À LA UNE DU 26 JUIN 2026

Dans l’Hérault, quelle est la qualité de l’air que nous respirons ?

Par Hugo Clement - 26 Juin 2026, 12:10

L’impact de la pollution atmosphérique : un bilan alarmant pour Montpellier et l’Hérault

Pollution de l’air à Montpellier : 76 % des habitants exposés aux particules fines

La qualité de l’air à Montpellier, comme dans d’autres villes de l’Hérault, suscite des préoccupations grandissantes. Selon le dernier rapport d’Atmo Occitanie, l’organisme en charge de surveiller l’environnement, la pollution atmosphérique continue de poser un risque sérieux pour la santé des Montpelliérains. En effet, l’Hérault fait face à des niveaux de pollution préoccupants, en particulier concernant les particules fines et le dioxyde d’azote, qui impactent directement la qualité de vie de ses habitants.

Une situation préoccupante : le rapport Atmo Occitanie

Le bilan publié le 24 juin par Atmo Occitanie met en lumière certaines statistiques inquiétantes : 76 % des habitants de la région sont régulièrement exposés à des niveaux excessifs de particules fines (PM2.5).

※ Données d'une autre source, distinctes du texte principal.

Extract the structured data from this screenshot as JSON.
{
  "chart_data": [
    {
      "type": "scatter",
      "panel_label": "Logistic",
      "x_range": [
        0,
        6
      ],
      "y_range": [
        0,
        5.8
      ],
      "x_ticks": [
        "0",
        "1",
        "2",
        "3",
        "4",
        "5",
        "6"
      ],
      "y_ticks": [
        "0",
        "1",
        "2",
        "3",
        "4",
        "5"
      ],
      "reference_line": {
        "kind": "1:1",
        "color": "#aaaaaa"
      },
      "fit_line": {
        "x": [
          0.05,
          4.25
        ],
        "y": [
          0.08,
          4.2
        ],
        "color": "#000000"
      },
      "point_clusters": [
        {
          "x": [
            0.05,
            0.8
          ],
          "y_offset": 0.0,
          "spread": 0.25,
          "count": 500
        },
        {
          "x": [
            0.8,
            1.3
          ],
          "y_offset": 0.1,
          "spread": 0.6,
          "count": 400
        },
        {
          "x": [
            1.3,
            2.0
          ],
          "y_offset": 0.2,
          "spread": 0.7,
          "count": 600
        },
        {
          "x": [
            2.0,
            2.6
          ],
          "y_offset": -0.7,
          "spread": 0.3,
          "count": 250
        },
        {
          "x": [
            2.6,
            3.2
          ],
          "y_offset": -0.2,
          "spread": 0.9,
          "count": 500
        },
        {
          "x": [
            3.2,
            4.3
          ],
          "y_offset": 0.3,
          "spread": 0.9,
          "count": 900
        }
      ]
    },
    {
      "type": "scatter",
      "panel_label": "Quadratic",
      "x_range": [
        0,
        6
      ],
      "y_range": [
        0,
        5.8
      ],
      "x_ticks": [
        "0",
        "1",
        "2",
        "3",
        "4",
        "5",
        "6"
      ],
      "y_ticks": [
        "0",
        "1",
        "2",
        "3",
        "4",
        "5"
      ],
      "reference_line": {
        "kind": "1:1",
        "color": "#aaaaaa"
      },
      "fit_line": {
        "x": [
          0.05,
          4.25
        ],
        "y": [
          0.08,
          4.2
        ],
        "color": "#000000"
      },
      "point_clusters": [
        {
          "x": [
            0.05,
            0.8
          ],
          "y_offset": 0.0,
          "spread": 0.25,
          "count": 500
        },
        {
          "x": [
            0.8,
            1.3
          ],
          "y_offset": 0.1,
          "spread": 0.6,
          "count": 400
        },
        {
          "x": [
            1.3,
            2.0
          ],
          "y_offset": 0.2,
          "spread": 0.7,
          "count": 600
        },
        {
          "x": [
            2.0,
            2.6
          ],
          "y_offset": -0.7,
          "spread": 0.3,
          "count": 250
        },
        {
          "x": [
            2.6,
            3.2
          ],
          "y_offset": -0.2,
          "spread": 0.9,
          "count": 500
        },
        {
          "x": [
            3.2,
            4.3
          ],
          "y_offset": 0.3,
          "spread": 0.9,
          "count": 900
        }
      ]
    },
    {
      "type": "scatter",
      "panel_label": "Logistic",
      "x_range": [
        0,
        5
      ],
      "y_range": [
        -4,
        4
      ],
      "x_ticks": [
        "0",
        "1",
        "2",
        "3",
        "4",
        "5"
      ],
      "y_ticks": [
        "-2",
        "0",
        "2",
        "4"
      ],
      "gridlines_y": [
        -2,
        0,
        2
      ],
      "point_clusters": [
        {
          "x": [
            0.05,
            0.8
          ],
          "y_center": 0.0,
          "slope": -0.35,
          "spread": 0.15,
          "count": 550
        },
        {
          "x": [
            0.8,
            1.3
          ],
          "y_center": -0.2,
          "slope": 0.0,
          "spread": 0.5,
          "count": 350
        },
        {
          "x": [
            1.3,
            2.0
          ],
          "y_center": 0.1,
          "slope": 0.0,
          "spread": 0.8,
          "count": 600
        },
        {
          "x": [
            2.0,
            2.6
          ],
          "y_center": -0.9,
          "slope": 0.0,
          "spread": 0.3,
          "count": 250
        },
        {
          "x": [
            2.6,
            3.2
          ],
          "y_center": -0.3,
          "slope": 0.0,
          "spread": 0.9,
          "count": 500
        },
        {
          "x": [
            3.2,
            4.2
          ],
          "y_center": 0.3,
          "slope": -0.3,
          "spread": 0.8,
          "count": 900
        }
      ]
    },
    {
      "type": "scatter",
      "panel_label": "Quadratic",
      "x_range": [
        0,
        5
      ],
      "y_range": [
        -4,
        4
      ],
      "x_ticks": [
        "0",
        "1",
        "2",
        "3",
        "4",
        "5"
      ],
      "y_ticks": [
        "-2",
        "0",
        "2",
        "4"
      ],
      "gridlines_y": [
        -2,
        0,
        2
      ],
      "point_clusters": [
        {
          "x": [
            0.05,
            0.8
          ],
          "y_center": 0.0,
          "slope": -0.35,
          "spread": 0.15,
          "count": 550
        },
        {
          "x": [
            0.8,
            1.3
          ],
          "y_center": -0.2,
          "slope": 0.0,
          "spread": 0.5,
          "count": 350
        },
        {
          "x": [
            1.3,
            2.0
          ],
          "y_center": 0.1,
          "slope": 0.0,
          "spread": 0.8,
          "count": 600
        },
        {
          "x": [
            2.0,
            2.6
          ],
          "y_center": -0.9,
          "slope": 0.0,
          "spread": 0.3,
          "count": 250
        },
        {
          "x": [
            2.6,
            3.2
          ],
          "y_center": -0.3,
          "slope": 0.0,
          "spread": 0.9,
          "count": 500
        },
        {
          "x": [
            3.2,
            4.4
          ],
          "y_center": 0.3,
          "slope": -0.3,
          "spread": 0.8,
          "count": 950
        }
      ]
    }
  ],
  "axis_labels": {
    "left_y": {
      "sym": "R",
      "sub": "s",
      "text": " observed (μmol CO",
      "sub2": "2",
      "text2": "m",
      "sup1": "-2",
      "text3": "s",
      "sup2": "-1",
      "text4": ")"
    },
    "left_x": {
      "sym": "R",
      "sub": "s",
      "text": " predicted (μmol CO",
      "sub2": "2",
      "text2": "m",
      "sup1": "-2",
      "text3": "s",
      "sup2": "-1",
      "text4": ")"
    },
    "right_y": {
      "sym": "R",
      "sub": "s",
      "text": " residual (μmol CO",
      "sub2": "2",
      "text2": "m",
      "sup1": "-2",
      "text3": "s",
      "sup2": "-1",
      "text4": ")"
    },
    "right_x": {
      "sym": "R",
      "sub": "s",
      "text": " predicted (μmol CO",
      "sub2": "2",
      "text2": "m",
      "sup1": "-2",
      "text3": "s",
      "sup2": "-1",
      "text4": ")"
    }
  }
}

De plus, 100 % des Occitans subissent des dépassements de taux de pollution par l’azote, aggravant ainsi les risques associés. Si l’on se concentre sur le dioxyde d’azote, environ 2 % des habitants sont confrontés à des valeurs dépassant les normes établies.

Des stations de mesure à Montpellier et dans toute l’Occitanie révèlent que ces chiffres restent alarmants, malgré quelques signes encourageants. La présidente d’Atmo Occitanie, Émilie Dalix, souligne que les taux de dioxyde d’azote et de particules sont bien trop élevés, en particulier à proximité des zones de trafic routier.

Comparaisons régionales : Montpellier face aux autres agglomérations

Les résultats de Montpellier se situent parmi les plus préoccupants de la région. En contraste, des départements voisins comme la Haute-Garonne affichent de meilleures tendances, avec de nombreux indicateurs de pollution en décélération. À Montpellier, la concentration de dioxyde d’azote, par exemple, dépend largement de la proximité des routes. Les résultats des stations situées près des principales artères révèlent des niveaux critiques, accentués par l’augmentation de la population dans l’agglomération.

Néanmoins, les efforts déployés par la ville pour promouvoir une mobilité durable (transports en commun, pistes cyclables) commencent à porter leurs fruits. Atmo Occitanie a noté une diminution significative du nombre de personnes exposées à la pollution par l’azote, passant de 250 000 en 2017 à moins de 50 000 en 2025, malgré une croissance démographique de 22 %.

Vers un avenir plus sain : des initiatives à soutenir

Bien que la situation soit préoccupante, des initiatives en faveur de la transition écologique sont mises en place à Montpellier. Ces efforts pourraient contribuer à une amélioration substantielle de la qualité de l’air dans les années à venir. Selon le rapport, il y a eu une baisse de 3 % des gaz à effet de serre entre 2024 et 2025, ce qui est un signe encourageant.

Pour aller plus loin, il est essentiel de sensibiliser davantage la population sur les impacts de la pollution et d’encourager des comportements plus responsables en matière de mobilité et de consommation. Les annonces récentes des autorités locales sur le développement d’infrastructures dédiées au transport public pourraient également devenir des leviers majeurs pour améliorer la qualité de l’air à Montpellier.

En somme, la lutte contre la pollution de l’air en Hérault nécessite une mobilisation collective forte et durable, afin de préserver la santé des habitants et de favoriser un cadre de vie agréable. Pour plus d’informations, consultez le rapport d’Atmo Occitanie.